Я ни словом не обмолвился родителям. У меня не хватило духа рассказать им, что в битве за мою жизнь, которую они изо всех сил помогали мне выиграть, я оказался покалеченным. Я попытался связаться с онкологом, который лечил меня на Золотом Берегу, но мои звонки зависали в режиме ожидания, а письмо, отправленное по электронной почте, осталось без ответа. Мне удалось поговорить наедине с доктором Эш. Она вежливо выслушала мою теорию, но отказалась направить меня к невропатологу, поскольку симптомы у меня были исключительно психологическими, а в анализах крови и мочи не обнаружилось никаких стандартных признаков клинической депрессии.
Периоды просветления становились все короче. Вскоре я уже проводил в постели большую часть дня, рассматривая затемненную комнату. Мое отчаяние было настолько однообразным, абсолютно не связанным с реальными событиями, что до некоторой степени притуплялось собственной абсурдностью: никого из моих близких не убили, рак был почти на сто процентов побежден, я еще мог отличить свои ощущения от настоящего горя и настоящего страха.
Но я был не в состоянии отбросить уныние и чувствовать то, что мне хотелось. Моя свобода выбора ограничивалась попытками отыскать причины моей тоски — обмануть себя мыслью, что это моя собственная, абсолютно естественная реакция на какую-то придуманную цепь несчастий — или отречься от нее как от чего-то инородного, привнесенного извне, поймавшего меня в эмоциональную ловушку, сделавшее меня бесполезным и бесчувственным, словно паралитик.
Отец не стал обвинять меня в слабости или неблагодарности, он просто тихо исчез из моей жизни. Мать все еще старалась достучаться до меня, утешить или расшевелить, но дошло до того, что у меня едва хватало сил пожать ей руку в ответ. Я не был в буквальном смысле этого слова парализован или слеп, я не онемел, не помутился рассудком. Но все яркие миры, когда-то принадлежавшие мне, — физические и виртуальные, реальные и воображаемые, интеллектуальные и эмоциональные, — стали невидимыми, недостижимыми. Скрылись в тумане. Утонули в дерьме. Были погребены под пеплом.
К тому моменту, когда меня приняли на неврологическое отделение, мертвые участки моего мозга отчетливо просматривались на томограмме. Но даже если бы диагноз поставили раньше, остановить процесс все равно было бы невозможно.

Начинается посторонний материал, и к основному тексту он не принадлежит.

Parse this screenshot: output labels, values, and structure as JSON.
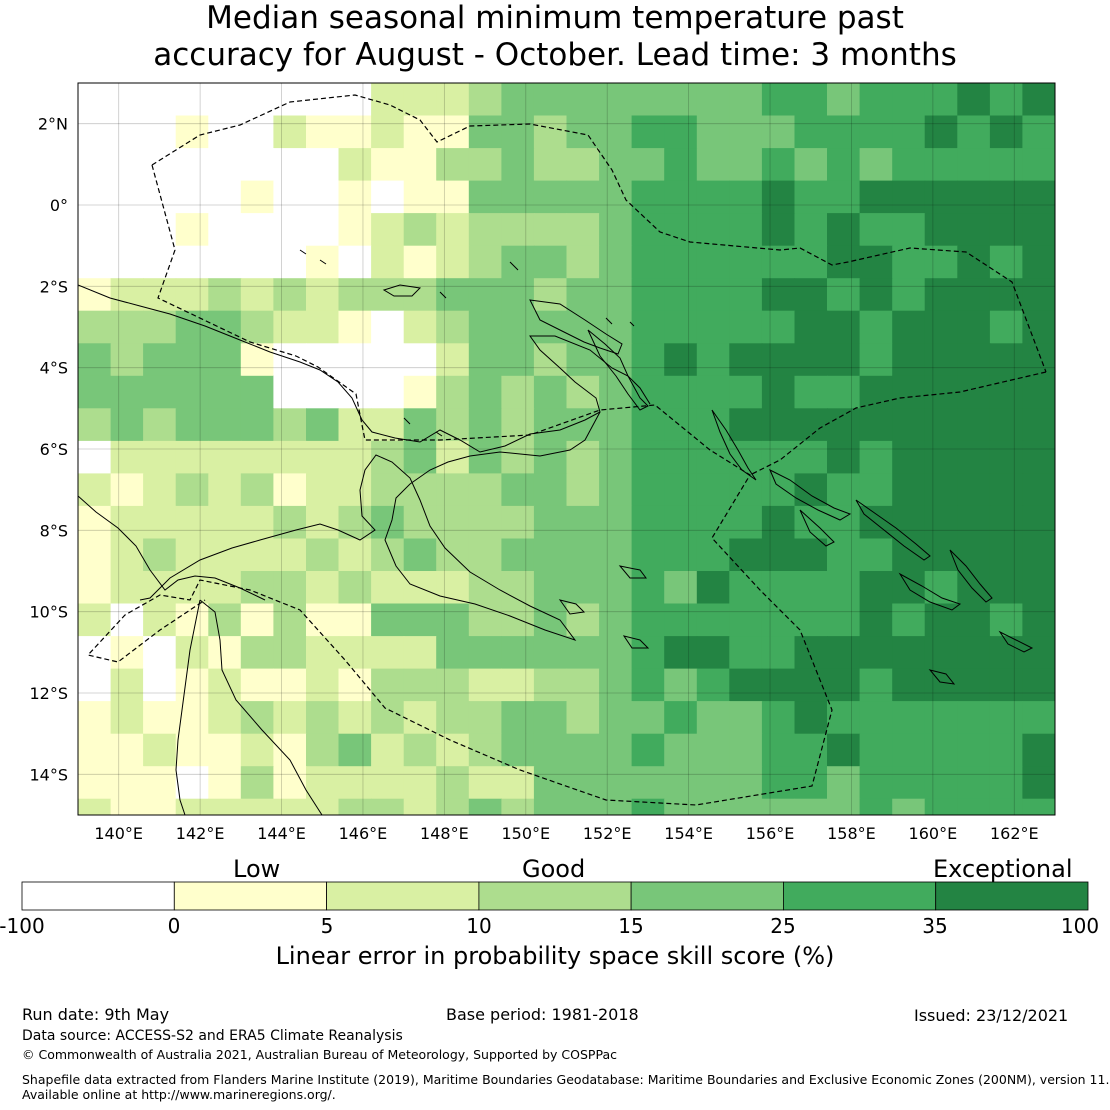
{
  "title": {
    "line1": "Median seasonal minimum temperature past",
    "line2": "accuracy for August - October. Lead time: 3 months"
  },
  "map": {
    "lon_range": [
      139,
      163
    ],
    "lat_range": [
      -15,
      3
    ],
    "lon_ticks": [
      "140°E",
      "142°E",
      "144°E",
      "146°E",
      "148°E",
      "150°E",
      "152°E",
      "154°E",
      "156°E",
      "158°E",
      "160°E",
      "162°E"
    ],
    "lat_ticks": [
      "2°N",
      "0°",
      "2°S",
      "4°S",
      "6°S",
      "8°S",
      "10°S",
      "12°S",
      "14°S"
    ],
    "grid": true,
    "cell_size_deg": 0.8,
    "boundary_style": "dashed",
    "coastline_color": "#000000"
  },
  "colorbar": {
    "categories": [
      "Low",
      "Good",
      "Exceptional"
    ],
    "bounds": [
      "-100",
      "0",
      "5",
      "10",
      "15",
      "25",
      "35",
      "100"
    ],
    "colors": [
      "#ffffff",
      "#ffffcc",
      "#d9f0a3",
      "#addd8e",
      "#78c679",
      "#41ab5d",
      "#238443"
    ],
    "label": "Linear error in probability space skill score (%)"
  },
  "footer": {
    "run_date": "Run date: 9th May",
    "base_period": "Base period: 1981-2018",
    "issued": "Issued: 23/12/2021",
    "data_source": "Data source: ACCESS-S2 and ERA5 Climate Reanalysis",
    "copyright": "© Commonwealth of Australia 2021, Australian Bureau of Meteorology, Supported by COSPPac",
    "shapefile_line1": "Shapefile data extracted from Flanders Marine Institute (2019), Maritime Boundaries Geodatabase: Maritime Boundaries and Exclusive Economic Zones (200NM), version 11.",
    "shapefile_line2": "Available online at http://www.marineregions.org/."
  }
}
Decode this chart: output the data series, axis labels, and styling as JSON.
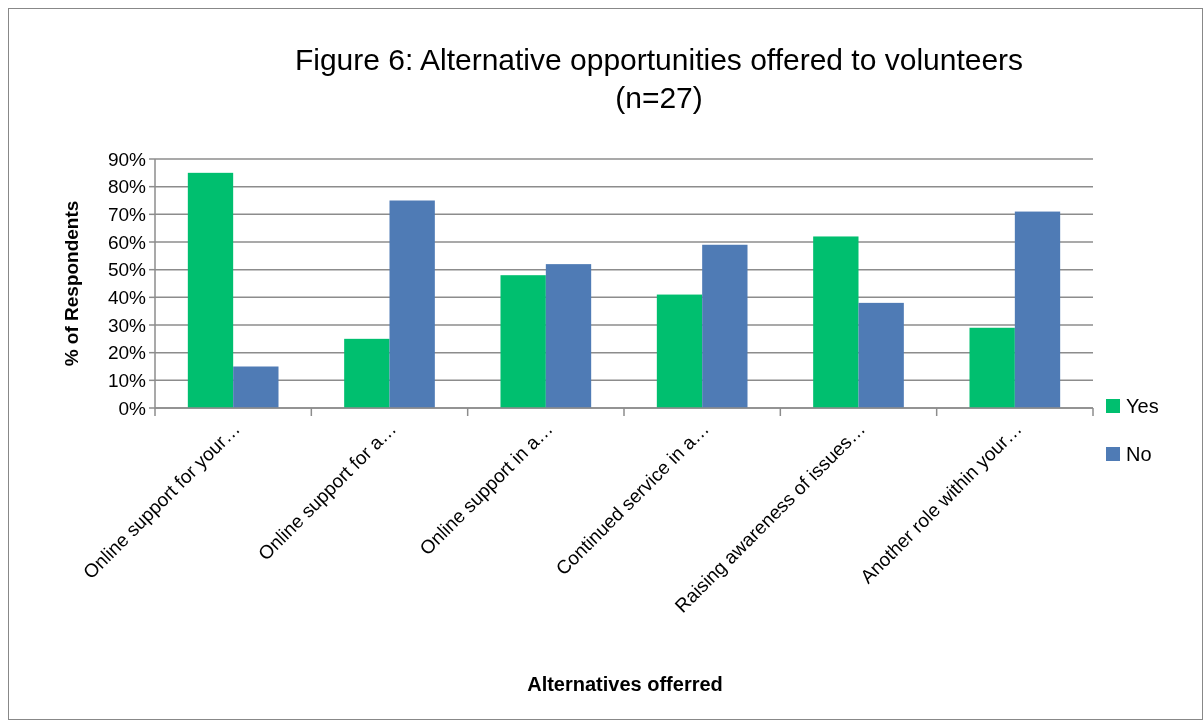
{
  "chart_data": {
    "type": "bar",
    "title": "Figure 6: Alternative opportunities offered to volunteers (n=27)",
    "xlabel": "Alternatives offerred",
    "ylabel": "% of Respondents",
    "categories": [
      "Online support for your…",
      "Online support for a…",
      "Online support in a…",
      "Continued service in a…",
      "Raising awareness of issues…",
      "Another role within your…"
    ],
    "series": [
      {
        "name": "Yes",
        "color": "#00bf6f",
        "values": [
          85,
          25,
          48,
          41,
          62,
          29
        ]
      },
      {
        "name": "No",
        "color": "#4f7bb5",
        "values": [
          15,
          75,
          52,
          59,
          38,
          71
        ]
      }
    ],
    "ylim": [
      0,
      90
    ],
    "yticks": [
      {
        "value": 0,
        "label": "0%"
      },
      {
        "value": 10,
        "label": "10%"
      },
      {
        "value": 20,
        "label": "20%"
      },
      {
        "value": 30,
        "label": "30%"
      },
      {
        "value": 40,
        "label": "40%"
      },
      {
        "value": 50,
        "label": "50%"
      },
      {
        "value": 60,
        "label": "60%"
      },
      {
        "value": 70,
        "label": "70%"
      },
      {
        "value": 80,
        "label": "80%"
      },
      {
        "value": 90,
        "label": "90%"
      }
    ],
    "grid": "y",
    "legend": "right"
  }
}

И я понимал: теперь никто не в состоянии забраться внутрь моего черепа и восстановить механизм счастья.
2
Будильник разбудил меня в десять, но мне потребовалось еще три часа, чтобы найти в себе силы пошевелиться. Я отбросил простыню и сел на край кровати, вяло бормоча ругательства и пытаясь избавиться от неизбежной мысли о том, что вставать не стоило. Какие бы грандиозные достижения ни сулил мне сегодняшний день (ухитриться не только отправиться в магазин, но еще и купить что-нибудь, помимо полуфабрикатов), какая бы невероятная удача ни обрушилась на меня (например, страховая компания перечислит деньги прежде, чем наступит срок платить за квартиру), завтра я проснусь с точно таким же чувством.